SECTION27 and LHR say immigrants in need of medical treatment, sometimes urgently, are being turned away at Hillbrow Community Health Centre, Yeoville Clinic, Charlotte Maxeke Johannesburg Academic Hospital, Jeppe Clinic and Kalafong Hospital (Pretoria).

Immigrants also complain that they are treated disrespectfully and insulted by hospital staff simply because they are not South Africans.

It is not the first time the Gauteng department has been accused of trying to exclude immigrants. A circular issued in January 2019 was withdrawn and heavily criticised for being not only a problem for immigrants but a threat to public health in general.

Ndlela says, “This circular is an attempt to introduce the same position as was adopted in the circular that was withdrawn.”

The organisation has been writing to hospitals on a case-by-case basis.

She said the Gauteng Guidelines on Patient Administration and Revenue Management is both unlawful and unconstitutional. It fails to consider the provisions of the Refugees Act which says that refugees and asylum seekers have the constitutional rights to dignity and equality, and to access health care.

According to Ndlela, it also violates the National Health Act that requires the state to provide free primary health care services, and it is unconstitutional because it discriminates unfairly on the basis of nationality and documentation status.

SECTION27 is considering litigation since it believes the state has created a policy intended to exclude immigrants despite their clear legal entitlement to health care.

A woman who lives in Johannesburg and is undocumented says she is sitting with a bill for R35,000 after her four-year-old child spent eight months (June 2020 to January 2021) in Johannesburg General Hospital for burns. She says her child was discharged but still needs follow-up medical attention, but she avoids going back to the hospital because of demands for payment.

Earlier this year, she went to Helen Joseph Hospital for treatment for herself but was asked to pay a R350 consultation fee first.
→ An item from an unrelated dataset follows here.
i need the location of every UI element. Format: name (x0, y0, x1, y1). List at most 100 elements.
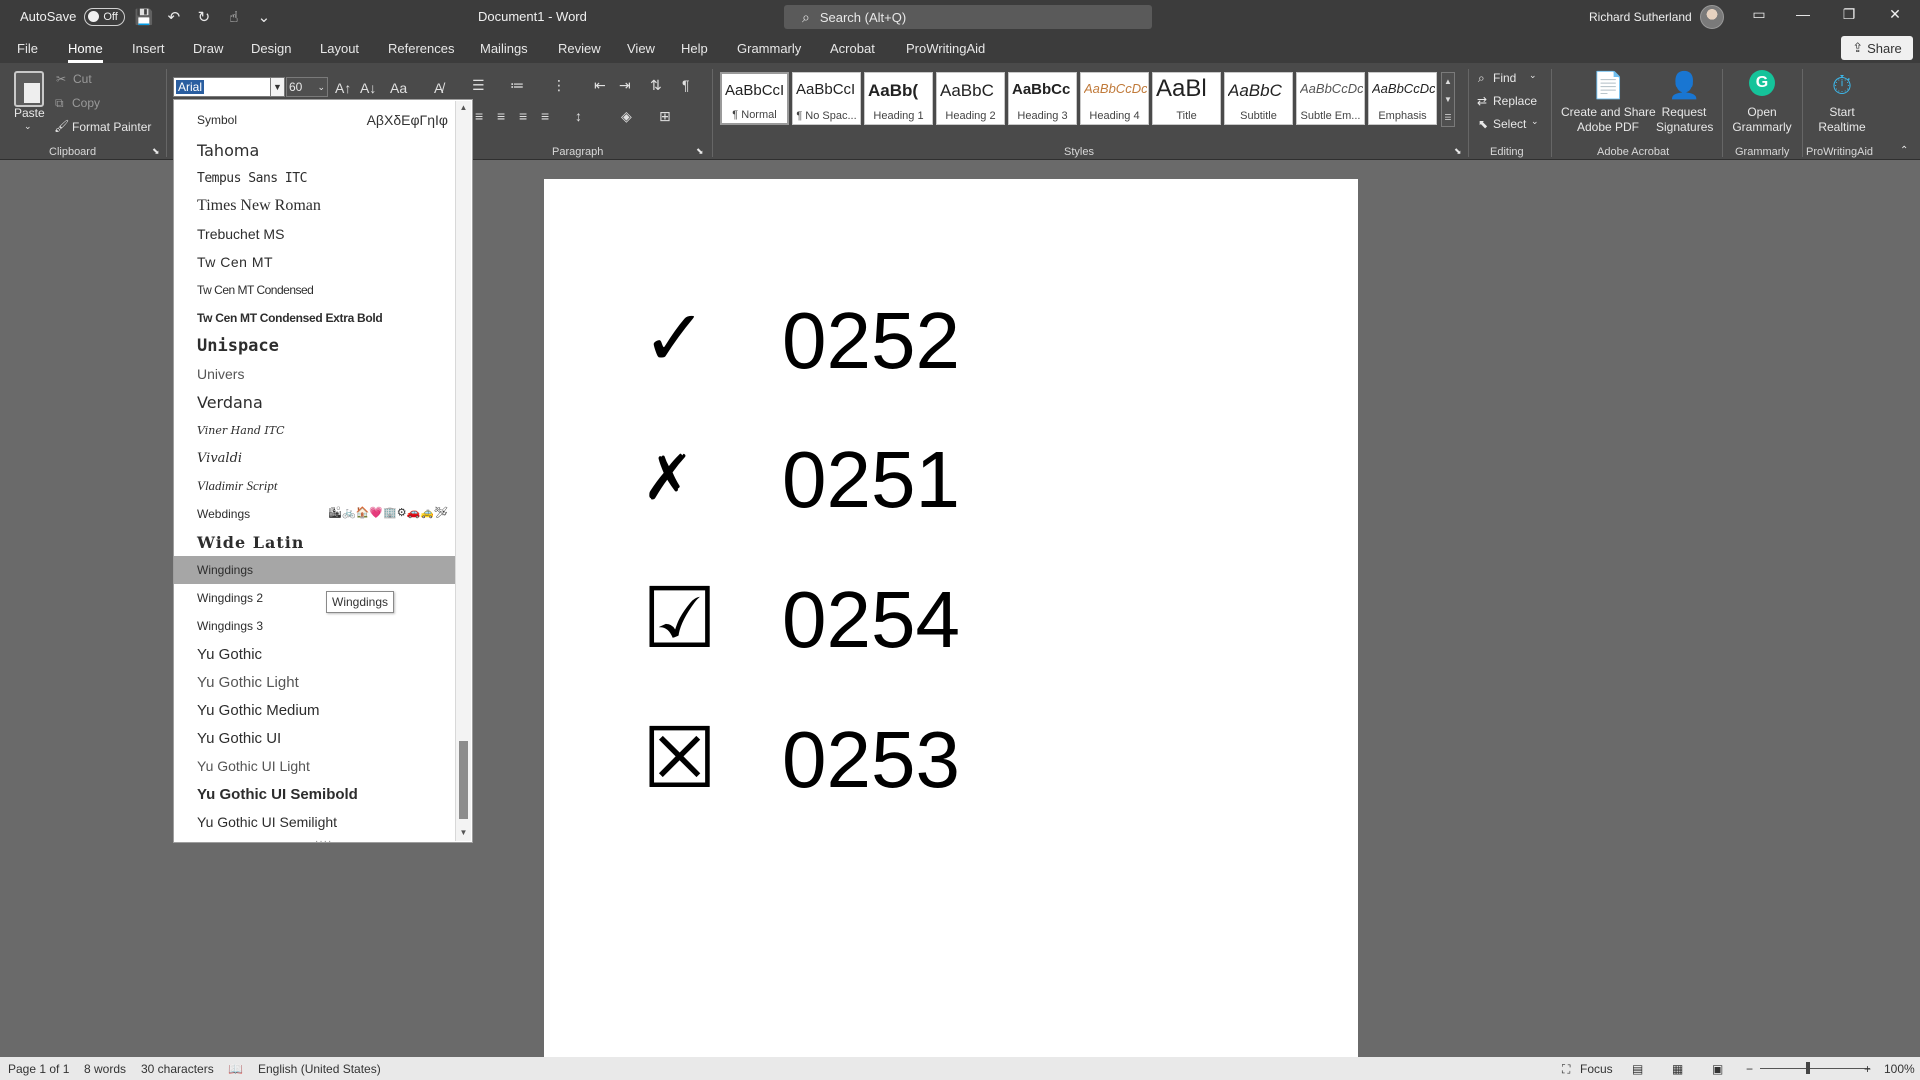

She stopped going. “l would beg on the streets at the traffic lights and look for money to buy medicine at the local pharmacy. Even now l am not healed,” she said.

Another woman from Zimbabwe, who has been in South Africa for ten years, says she was denied maternal care at Jeppe Clinic while she was pregnant because she is undocumented. She gave birth in October.

“They kept turning me back, giving the excuse that l had no papers and l didn’t have any money. I was worried because my time was coming closer … When l went to Hillbrow Clinic at seven months they only gave me a card but did not even book me, told me never to come back,” she said.

She said when she went into labour she got herself to the clinic. She said she was insulted by staff, but they eventually called an ambulance. The birth was complicated and she had to have a caesarean.

Ndlela says that besides scrapping policies that exclude immigrants from accessing health care, the department needs to have a “sensitisation programme” to address xenophobic attitudes.

Foster Mohale, Gauteng Department of Health spokesperson, sent us mostly one-line responses to our questions. He said, “We hear ad hoc reports all the time, but we don’t get sufficient information or evidence to enable us to investigate.”

He said the department treats immigrants and their children “the same as everyone else”.

But, says Ndlela, the Uniform Patient Fee Schedule, which sets out the applicable patient classifications and fees for hospitals, provides for full-paying patients and subsidised patients. (Full paying patients are liable for the full payment of hospital costs and fees; subsidised patients qualify for partial or full subsidisation by the state.)

The fees are means-tested, she explained. South African citizens usually are subsidised. Under the Uniform Patient Fee Schedule, SADC citizens, even undocumented ones, are subsidised — the same as South African ones. But under the controversial circular “only documented refugees are treated the same as South African citizens”.

Ndlela said this means that the circular excludes asylum seekers and undocumented SADC citizens from subsidies.